L'indice ISM du secteur manufacturier américain a en effet atteint son plus haut niveau depuis quatre ans en mai, porté par la vigueur des nouvelles commandes, qui reflète la production massive d'équipements destinés à la construction de centres de données et d’infrastructures connexes.

Une Coupe du monde sous le signe de la paix?

À mon avis, le président Donald Trump aimerait conclure un accord avec l'Iran avant le début de la Coupe du monde la semaine prochaine (à laquelle l'Iran est censé participer). Tous les projecteurs seront braqués sur les États-Unis, qui pourraient renvoyer une bien meilleure image en cas d’accord de paix avant le coup d’envoi du match inaugural opposant le Mexique et l'Afrique du Sud.

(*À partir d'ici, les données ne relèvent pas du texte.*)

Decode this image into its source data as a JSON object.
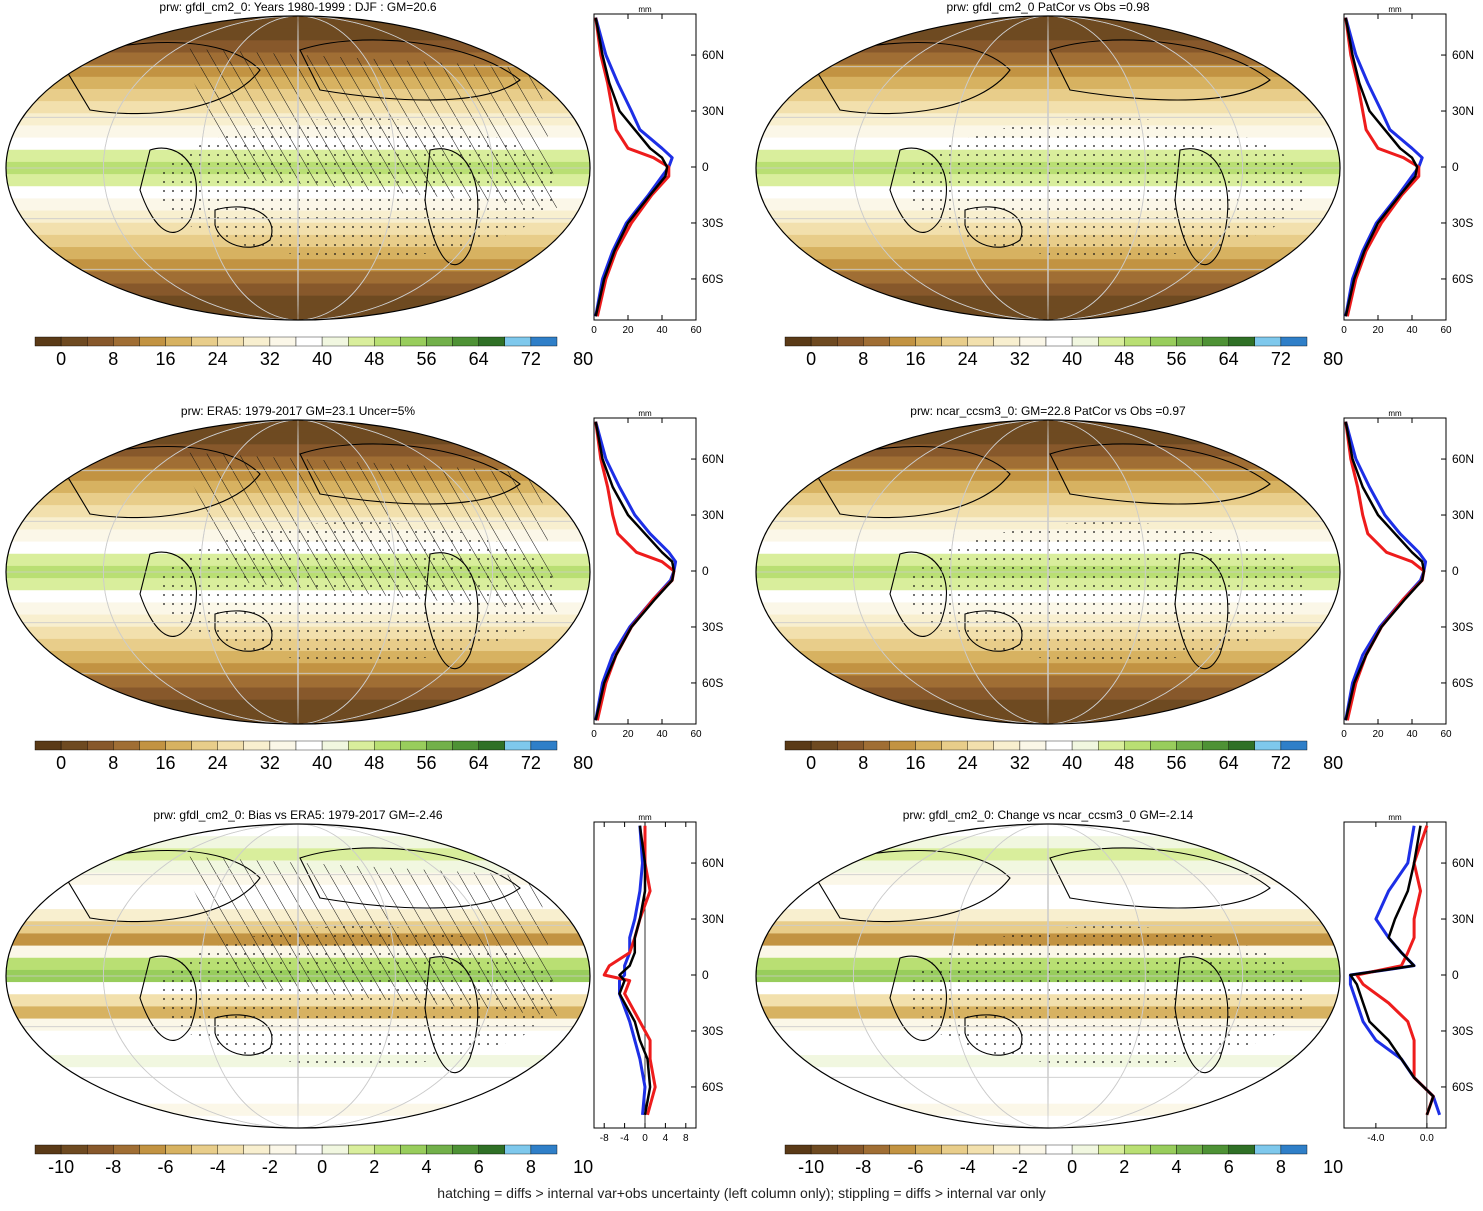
{
  "colors": {
    "precip_scale": [
      "#5a3a17",
      "#6e4a21",
      "#87582b",
      "#a06e34",
      "#c29342",
      "#d7b261",
      "#e8cd8a",
      "#f2e0ad",
      "#f8efcf",
      "#fbf7e8",
      "#ffffff",
      "#f1f7e0",
      "#d9ee9c",
      "#b9df73",
      "#98cd5c",
      "#72b04a",
      "#4e9235",
      "#2f7026",
      "#7ec8ec",
      "#2f7fc8"
    ],
    "diff_scale": [
      "#5a3a17",
      "#6e4a21",
      "#87582b",
      "#a06e34",
      "#c29342",
      "#d7b261",
      "#e8cd8a",
      "#f2e0ad",
      "#f8efcf",
      "#fbf7e8",
      "#ffffff",
      "#f1f7e0",
      "#d9ee9c",
      "#b9df73",
      "#98cd5c",
      "#72b04a",
      "#4e9235",
      "#2f7026",
      "#7ec8ec",
      "#2f7fc8"
    ],
    "line_model": "#000000",
    "line_obs_red": "#ee1c1c",
    "line_obs_blue": "#1d2fe6"
  },
  "footer_note": "hatching = diffs > internal var+obs uncertainty (left column only); stippling = diffs > internal var only",
  "chart_data": [
    {
      "type": "heatmap",
      "title": "prw: gfdl_cm2_0: Years 1980-1999 : DJF : GM=20.6",
      "colorbar_labels": [
        "0",
        "8",
        "16",
        "24",
        "32",
        "40",
        "48",
        "56",
        "64",
        "72",
        "80"
      ],
      "profile": {
        "unit": "mm",
        "xticks": [
          "0",
          "20",
          "40",
          "60"
        ],
        "xlim": [
          0,
          60
        ],
        "yticks": [
          "60N",
          "30N",
          "0",
          "30S",
          "60S"
        ],
        "ylim": [
          -82,
          82
        ],
        "lat": [
          -80,
          -60,
          -45,
          -30,
          -15,
          -5,
          0,
          5,
          10,
          20,
          30,
          45,
          60,
          80
        ],
        "series_model": [
          1,
          6,
          12,
          20,
          33,
          42,
          43,
          40,
          33,
          24,
          15,
          9,
          5,
          1
        ],
        "series_obs_red": [
          2,
          7,
          13,
          22,
          34,
          44,
          44,
          35,
          20,
          13,
          11,
          8,
          4,
          1
        ],
        "series_obs_blue": [
          1,
          5,
          11,
          19,
          32,
          40,
          44,
          46,
          40,
          27,
          22,
          14,
          7,
          1
        ]
      },
      "hatching": true
    },
    {
      "type": "heatmap",
      "title": "prw: gfdl_cm2_0 PatCor vs Obs =0.98",
      "colorbar_labels": [
        "0",
        "8",
        "16",
        "24",
        "32",
        "40",
        "48",
        "56",
        "64",
        "72",
        "80"
      ],
      "profile": {
        "unit": "mm",
        "xticks": [
          "0",
          "20",
          "40",
          "60"
        ],
        "xlim": [
          0,
          60
        ],
        "yticks": [
          "60N",
          "30N",
          "0",
          "30S",
          "60S"
        ],
        "ylim": [
          -82,
          82
        ],
        "lat": [
          -80,
          -60,
          -45,
          -30,
          -15,
          -5,
          0,
          5,
          10,
          20,
          30,
          45,
          60,
          80
        ],
        "series_model": [
          1,
          6,
          12,
          20,
          33,
          42,
          43,
          40,
          33,
          24,
          15,
          9,
          5,
          1
        ],
        "series_obs_red": [
          2,
          7,
          13,
          22,
          34,
          44,
          44,
          35,
          20,
          13,
          11,
          8,
          4,
          1
        ],
        "series_obs_blue": [
          1,
          5,
          11,
          19,
          32,
          40,
          44,
          46,
          40,
          27,
          22,
          14,
          7,
          1
        ]
      },
      "hatching": false
    },
    {
      "type": "heatmap",
      "title": "prw: ERA5: 1979-2017 GM=23.1 Uncer=5%",
      "colorbar_labels": [
        "0",
        "8",
        "16",
        "24",
        "32",
        "40",
        "48",
        "56",
        "64",
        "72",
        "80"
      ],
      "profile": {
        "unit": "mm",
        "xticks": [
          "0",
          "20",
          "40",
          "60"
        ],
        "xlim": [
          0,
          60
        ],
        "yticks": [
          "60N",
          "30N",
          "0",
          "30S",
          "60S"
        ],
        "ylim": [
          -82,
          82
        ],
        "lat": [
          -80,
          -60,
          -45,
          -30,
          -15,
          -5,
          0,
          5,
          10,
          20,
          30,
          45,
          60,
          80
        ],
        "series_model": [
          1,
          6,
          13,
          22,
          36,
          46,
          47,
          46,
          40,
          30,
          20,
          11,
          5,
          1
        ],
        "series_obs_red": [
          2,
          7,
          13,
          22,
          35,
          46,
          47,
          40,
          25,
          14,
          11,
          8,
          4,
          1
        ],
        "series_obs_blue": [
          1,
          5,
          11,
          21,
          35,
          45,
          47,
          48,
          44,
          33,
          24,
          15,
          7,
          1
        ]
      },
      "hatching": true
    },
    {
      "type": "heatmap",
      "title": "prw: ncar_ccsm3_0: GM=22.8 PatCor vs Obs =0.97",
      "colorbar_labels": [
        "0",
        "8",
        "16",
        "24",
        "32",
        "40",
        "48",
        "56",
        "64",
        "72",
        "80"
      ],
      "profile": {
        "unit": "mm",
        "xticks": [
          "0",
          "20",
          "40",
          "60"
        ],
        "xlim": [
          0,
          60
        ],
        "yticks": [
          "60N",
          "30N",
          "0",
          "30S",
          "60S"
        ],
        "ylim": [
          -82,
          82
        ],
        "lat": [
          -80,
          -60,
          -45,
          -30,
          -15,
          -5,
          0,
          5,
          10,
          20,
          30,
          45,
          60,
          80
        ],
        "series_model": [
          1,
          6,
          13,
          22,
          36,
          46,
          47,
          46,
          40,
          30,
          20,
          11,
          5,
          1
        ],
        "series_obs_red": [
          2,
          7,
          13,
          22,
          35,
          46,
          47,
          40,
          25,
          14,
          11,
          8,
          4,
          1
        ],
        "series_obs_blue": [
          1,
          5,
          11,
          21,
          35,
          45,
          47,
          48,
          44,
          33,
          24,
          15,
          7,
          1
        ]
      },
      "hatching": false
    },
    {
      "type": "heatmap",
      "title": "prw: gfdl_cm2_0: Bias vs ERA5: 1979-2017 GM=-2.46",
      "colorbar_labels": [
        "-10",
        "-8",
        "-6",
        "-4",
        "-2",
        "0",
        "2",
        "4",
        "6",
        "8",
        "10"
      ],
      "profile": {
        "unit": "mm",
        "xticks": [
          "-8",
          "-4",
          "0",
          "4",
          "8"
        ],
        "xlim": [
          -10,
          10
        ],
        "yticks": [
          "60N",
          "30N",
          "0",
          "30S",
          "60S"
        ],
        "ylim": [
          -82,
          82
        ],
        "lat": [
          -75,
          -60,
          -45,
          -35,
          -25,
          -10,
          -3,
          0,
          5,
          12,
          20,
          30,
          45,
          60,
          80
        ],
        "series_model": [
          0,
          1,
          0.5,
          -1,
          -2,
          -5,
          -4,
          -5,
          -3,
          -2,
          -2,
          -1,
          0,
          0,
          -1
        ],
        "series_obs_red": [
          0.5,
          2,
          1,
          1,
          -1,
          -4,
          -3,
          -8,
          -7,
          -3,
          -2,
          -1,
          1,
          0,
          0
        ],
        "series_obs_blue": [
          -0.5,
          0,
          -1,
          -2,
          -3,
          -5,
          -5,
          -4,
          -4,
          -3,
          -3,
          -2,
          -1,
          -0.5,
          -1
        ]
      },
      "hatching": true
    },
    {
      "type": "heatmap",
      "title": "prw: gfdl_cm2_0: Change vs ncar_ccsm3_0 GM=-2.14",
      "colorbar_labels": [
        "-10",
        "-8",
        "-6",
        "-4",
        "-2",
        "0",
        "2",
        "4",
        "6",
        "8",
        "10"
      ],
      "profile": {
        "unit": "mm",
        "xticks": [
          "-4.0",
          "0.0"
        ],
        "xlim": [
          -6.5,
          1.5
        ],
        "yticks": [
          "60N",
          "30N",
          "0",
          "30S",
          "60S"
        ],
        "ylim": [
          -82,
          82
        ],
        "lat": [
          -75,
          -65,
          -55,
          -45,
          -35,
          -25,
          -15,
          -5,
          0,
          5,
          12,
          20,
          30,
          45,
          60,
          80
        ],
        "series_model": [
          0,
          0.5,
          -1,
          -2,
          -3,
          -4.5,
          -5,
          -5.5,
          -6,
          -1,
          -2,
          -3,
          -2.5,
          -1.5,
          -1,
          -0.5
        ],
        "series_obs_red": [
          0,
          0.5,
          -1,
          -1,
          -1,
          -1.5,
          -3,
          -5,
          -5.5,
          -2,
          -1.5,
          -1,
          -1,
          -0.5,
          -1,
          0
        ],
        "series_obs_blue": [
          1,
          0.5,
          -1,
          -2,
          -4,
          -5,
          -5.5,
          -6,
          -6,
          -1,
          -2,
          -3,
          -4,
          -3,
          -1.5,
          -1
        ]
      },
      "hatching": false
    }
  ]
}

Compte tenu du volume tout simplement ahurissant d’investissements consacrés à l’IA à l’échelle mondiale, il n'est guère surprenant que beaucoup se demandent si nous ne sommes pas face à une bulle. Il ne fait aucun doute que les marchés boursiers se concentreront davantage encore sur les valeurs technologiques une fois passée cette vague de méga-introductions en bourse. Ces réallocations, destinées à absorber ce volume record de nouvelles émissions d'actions, pourraient se traduire par des perturbations au niveau des cours.

L’annonce cette semaine par Broadcom de prévisions de chiffre d'affaires inférieures aux attentes du marché nous rappelle qu’il ne peut pas y avoir que des gagnants. Dans le même temps, la production mondiale de puces électroniques ne peut pas suivre la cadence, et les dépenses d'investissement continuent de stimuler la croissance (en particulier aux États-Unis).

Et le gagnant est...

Comme nous l’avons indiqué en début d’année, la résilience constitue un thème d'investissement majeur. L’économie mondiale tout comme les marchés en ont jusqu’à présent fait preuve. Les rendements se sont réinitialisés à des niveaux plus élevés, mais aucune vague de défauts n’a été observée sur les marchés du crédit, et l’attribution de primes de risque plus élevées à la dette publique par les investisseurs n’a pas provoqué de perturbations de marché.

Reste à voir si les valorisations des entreprises spécialisées dans l’IA qui s’apprêtent à faire leur entrée en bourse confirmeront cette résilience jusqu'à la fin de l'année 2026.

Et pour finir, un mot sur la Coupe du monde. Dans la mesure où les éditions de la compétition organisées en Occident n’ont été remportées qu’une seule fois par une nation européenne, voir l’Espagne et la France en tête des pronostics me laisse un peu perplexe.

Je ne vois pas non plus l'Angleterre mettre un terme à 60 ans de malchance. Selon moi, l’Argentine a toutes ses chances de conserver son titre, bien que seuls le Brésil et l’Italie aient réussi un tel exploit par le passé.

 

Sources des données (de performance): LSEG Workspace DataStream, ICE Data Services, Bloomberg, BNP Paribas AM, au 4 juin 2026, sauf mention contraire. Les performances passées ne préjugent pas des rendements futurs.